It’s been a solitary weekend. Although I’ve been introduced to a veritable posse of expats here in Lira, they were all out of town this weekend, headed to Kampala for meetings, Zimbabwe for trainings or Kenya for breaks. There are a couple locals I could call, but frankly, I’m suspicious of their motives; one girl, the friend of a friend’s friend, asked for my number at a dance club at the end of the evening, even though we had not even been introduced, and the other asked if she could call me while tallying up my purchases at the grocery store where she works. Some tell me Ugandan girls are just shy, and won’t start up conversations with white girls they don’t know, and their asking for my number is just an indirect way of proposing friendship. But I don’t feel like putting myself in an unfamiliar situation right now, don’t want to be expected to take a trio of Ugandan fillies out for beers (as inevitably happens) and talk about clothes, and hair, and men.
My heart isn’t here.
My aunt is in the hospital. She’s normally the first one to read my blog entries when I post them, responding each time almost at once, with unflagging praise. Now she’s hooked up to a breathing machine, in an induced coma, fighting an abdominal infection following an extended cancer-removal surgery.
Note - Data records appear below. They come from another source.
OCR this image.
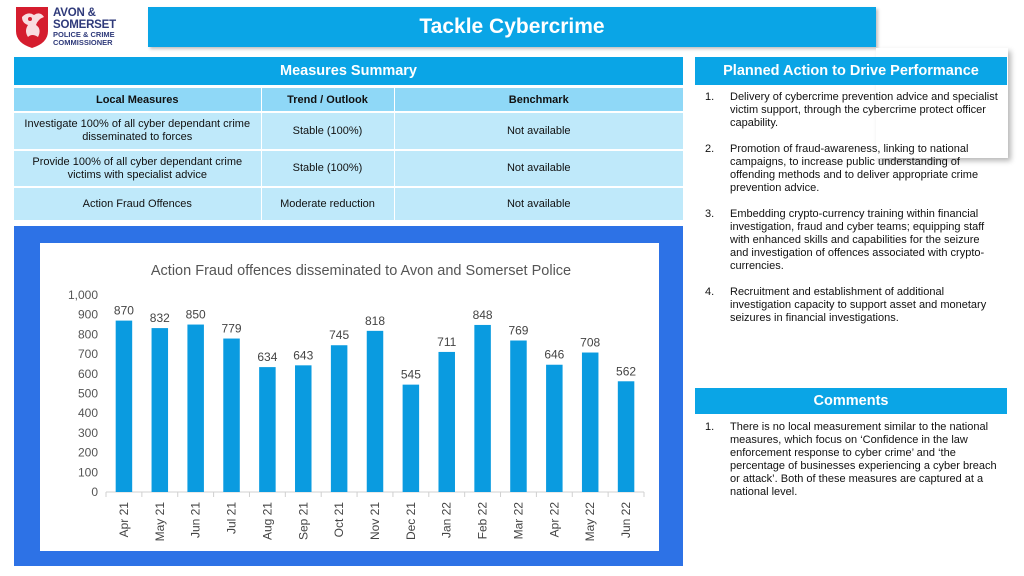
AVON &
SOMERSET
POLICE & CRIME
COMMISSIONER
Tackle Cybercrime
Measures Summary
Local Measures	Trend / Outlook	Benchmark
Investigate 100% of all cyber dependant crime disseminated to forces	Stable (100%)	Not available
Provide 100% of all cyber dependant crime victims with specialist advice	Stable (100%)	Not available
Action Fraud Offences	Moderate reduction	Not available
Action Fraud offences disseminated to Avon and Somerset Police
0
100
200
300
400
500
600
700
800
900
1,000
870
Apr 21
832
May 21
850
Jun 21
779
Jul 21
634
Aug 21
643
Sep 21
745
Oct 21
818
Nov 21
545
Dec 21
711
Jan 22
848
Feb 22
769
Mar 22
646
Apr 22
708
May 22
562
Jun 22
Planned Action to Drive Performance
1. Delivery of cybercrime prevention advice and specialist victim support, through the cybercrime protect officer capability.
2. Promotion of fraud-awareness, linking to national campaigns, to increase public understanding of offending methods and to deliver appropriate crime prevention advice.
3. Embedding crypto-currency training within financial investigation, fraud and cyber teams; equipping staff with enhanced skills and capabilities for the seizure and investigation of offences associated with crypto-currencies.
4. Recruitment and establishment of additional investigation capacity to support asset and monetary seizures in financial investigations.
Comments
1. There is no local measurement similar to the national measures, which focus on ‘Confidence in the law enforcement response to cyber crime’ and ‘the percentage of businesses experiencing a cyber breach or attack’. Both of these measures are captured at a national level.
When I last saw her in LA, three months ago, neither of us knew that she was sick. We wandered through the Venice Canals, ogling ducks and display case homes. She insisted on buying me a few tops to augment my utilitarian post-Congo wardrobe. As usual, we nibbled on vegetable slices and fruit and hummus and a little cheese, and sipped wine with her neighbors at a nightly “cocktail hour” in their apartment complex’s courtyard. I kept her company as she fed and cleaned up after the sickly cat of a neighbor who was on an extended trip to Europe. One morning the cat showed signs of kidney failure, and my aunt, the most devoted cat lover I have ever known, tried her best to stay calm as she made arrangements for him to be put down.
In short, her life as I knew it was carrying on as usual.
She was diagnosed in September, shortly before I left for Uganda. Her surgery, in mid-October, went as well as could be hoped for, I was told, although the cancer was more extensive than the doctors had previously thought. I even spoke with her as she lay in the hospital, recovering. She sounded like herself, upbeat, levelheaded and even a bit image-conscious despite the sedatives. “My legs are so bloated,” she told me. “They’ve been pumping all these fluids into me.”
When my 93 year-old grandmother was dying in Massachusetts two years ago, my aunt spent the better part of two months by her side, trying to ease her mother’s considerable physical pain, along with the anxiety and uncharacteristic moodiness brought about by a series of opiate-based painkillers, and her frustration with her sudden helplessness. It seems unbelievable that my aunt now needs someone to offer the same support to her.
And here I am in a rainy town in northern Uganda, carrying on with the day-to-day but acutely aware of the cruelty of distance, with five more weeks to go before my evaluation is complete and I return to the US. According to my father, my aunt’s condition, though still very serious, is slowly improving. He says there’s a good chance she’ll fight off this infection, and although there will be plenty more challenges ahead, we should have a moment to breathe and regroup.
And so, to you, my lovely aunt, I send this message from across the world. I love you. Keep fighting. Come home. Read this.